Rabu, 19 Februari 2020

Belajar dari Nazar Sidin yang Selalu Memberikan Sesuatu kepada Partai

Ditemui di kediamannya di kawasan Komplek Puri Beta, Tangerang, Provinsi Banten tampak H. Nazar Sidin santai dan tenang. Dia bersama anaknya, Jeffry Ens habis melakukan shalat Jumat. Penulis bersama Ketua DPW PKB Sumatera Barat, H. Febby Datuak Bangso Nan Putiah dan Wakil Ketua; H. Aminullah sengaja datang menemui Ketua DPW PKB Sumbar pertama itu, untuk sebuah silaturrahim dan tentunya ingin belajar banyak tentang membangun partai yang baru saja selesai dari berbagai kemelut ini.

Kami meluncur dari Jakarta Pusat menggunakan mobil Avanza, setelah sebelumnya ziarah ke makam Bung Hatta, di Tanah Kusir, Jakarta Timur, Jumat (18/5-2012). Terasa waktunya sangat pas, karena Nazar Sidin dalam keadaan siap untuk menerima tamu. Apalagi tamu itu merupakan anak muda yang ingin membuat sejarah baru dalam partai yang dia pimpin dari 1998 hingga 2004 tersebut.

Dia merasa tersanjung. Ingatannya tentang percaturan PKB Ranah Minang yang dia kendalikan dulunya, kembali terngiang-ngiang dalam ingatannya, setelah bincang-bincang kami diawali oleh Febby, Ketua PKB yang tak ingin berdiam diri. Memang, sewaktu pertama kali memimpin PKB di daerah yang bukan basis, banyak suka duka yang dialami Nazar Sidin bersama kawan-kawannya.

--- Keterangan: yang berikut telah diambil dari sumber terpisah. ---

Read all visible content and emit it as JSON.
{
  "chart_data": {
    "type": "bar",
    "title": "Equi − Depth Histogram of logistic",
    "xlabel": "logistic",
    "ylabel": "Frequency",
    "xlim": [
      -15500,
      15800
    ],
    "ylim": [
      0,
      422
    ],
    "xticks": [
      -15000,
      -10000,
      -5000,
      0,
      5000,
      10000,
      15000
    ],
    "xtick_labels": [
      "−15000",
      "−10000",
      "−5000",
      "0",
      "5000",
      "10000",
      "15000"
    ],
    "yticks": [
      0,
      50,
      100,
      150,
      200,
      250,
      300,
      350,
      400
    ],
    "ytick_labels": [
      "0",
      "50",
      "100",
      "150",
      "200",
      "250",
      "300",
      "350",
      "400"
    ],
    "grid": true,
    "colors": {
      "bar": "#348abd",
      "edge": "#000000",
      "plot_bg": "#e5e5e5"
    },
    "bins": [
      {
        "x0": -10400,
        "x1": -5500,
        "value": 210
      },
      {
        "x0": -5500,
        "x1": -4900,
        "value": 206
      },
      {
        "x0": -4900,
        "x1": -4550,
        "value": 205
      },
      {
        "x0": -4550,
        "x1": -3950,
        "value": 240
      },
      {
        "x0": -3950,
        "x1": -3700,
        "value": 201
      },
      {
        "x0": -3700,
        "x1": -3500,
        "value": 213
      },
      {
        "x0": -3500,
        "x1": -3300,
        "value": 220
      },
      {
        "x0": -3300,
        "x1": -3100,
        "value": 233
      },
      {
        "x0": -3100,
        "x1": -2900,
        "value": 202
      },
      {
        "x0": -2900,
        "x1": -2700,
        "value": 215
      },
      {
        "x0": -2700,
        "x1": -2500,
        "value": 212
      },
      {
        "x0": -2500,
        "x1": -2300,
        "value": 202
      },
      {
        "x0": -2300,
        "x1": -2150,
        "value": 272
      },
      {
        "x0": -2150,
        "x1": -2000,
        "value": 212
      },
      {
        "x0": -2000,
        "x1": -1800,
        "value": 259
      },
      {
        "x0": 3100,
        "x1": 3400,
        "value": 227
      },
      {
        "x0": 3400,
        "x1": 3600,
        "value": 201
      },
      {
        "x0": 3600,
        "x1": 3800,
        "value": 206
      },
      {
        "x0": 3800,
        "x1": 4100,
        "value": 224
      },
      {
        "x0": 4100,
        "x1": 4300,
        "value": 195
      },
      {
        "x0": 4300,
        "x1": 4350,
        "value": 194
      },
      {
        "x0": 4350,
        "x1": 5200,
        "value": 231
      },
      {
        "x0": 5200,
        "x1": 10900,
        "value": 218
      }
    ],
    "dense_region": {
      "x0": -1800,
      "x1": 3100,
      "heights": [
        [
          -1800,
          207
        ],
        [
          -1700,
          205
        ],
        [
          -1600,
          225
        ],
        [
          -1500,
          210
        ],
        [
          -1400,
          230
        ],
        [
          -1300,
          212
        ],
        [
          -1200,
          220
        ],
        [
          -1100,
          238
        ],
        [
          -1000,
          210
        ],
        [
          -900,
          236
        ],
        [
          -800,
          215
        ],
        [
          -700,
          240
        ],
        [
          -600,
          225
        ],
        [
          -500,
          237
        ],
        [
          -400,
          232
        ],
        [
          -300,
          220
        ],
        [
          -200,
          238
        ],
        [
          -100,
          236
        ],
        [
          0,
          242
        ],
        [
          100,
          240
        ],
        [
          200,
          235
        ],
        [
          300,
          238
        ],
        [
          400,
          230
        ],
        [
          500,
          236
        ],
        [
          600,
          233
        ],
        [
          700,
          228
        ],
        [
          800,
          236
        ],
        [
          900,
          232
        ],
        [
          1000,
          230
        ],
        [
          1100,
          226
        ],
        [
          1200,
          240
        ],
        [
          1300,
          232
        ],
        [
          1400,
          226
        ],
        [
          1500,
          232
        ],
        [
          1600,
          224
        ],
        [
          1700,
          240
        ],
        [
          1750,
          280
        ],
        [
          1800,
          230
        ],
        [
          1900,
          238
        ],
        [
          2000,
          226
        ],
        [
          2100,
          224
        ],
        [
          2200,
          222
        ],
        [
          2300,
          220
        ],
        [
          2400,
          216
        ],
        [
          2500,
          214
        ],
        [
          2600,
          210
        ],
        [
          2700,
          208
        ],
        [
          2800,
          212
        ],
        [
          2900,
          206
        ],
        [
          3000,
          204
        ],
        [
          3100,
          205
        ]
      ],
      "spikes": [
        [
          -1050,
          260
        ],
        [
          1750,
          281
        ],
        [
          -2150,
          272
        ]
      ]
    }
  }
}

Apalagi kala itu kepengurusan hanya main tunjuk-tunjuk saja, baik yang di DPW hingga ke DPC-DPC. Tetapi, PKB cukup punya andil yang lumayan besar semasa dipimpinnya. Ada sejumlah anggota DPRD yang duduk di kabupaten dan kota, serta dia sendiri yang duduk di DPRD Provinsi Sumatera Barat.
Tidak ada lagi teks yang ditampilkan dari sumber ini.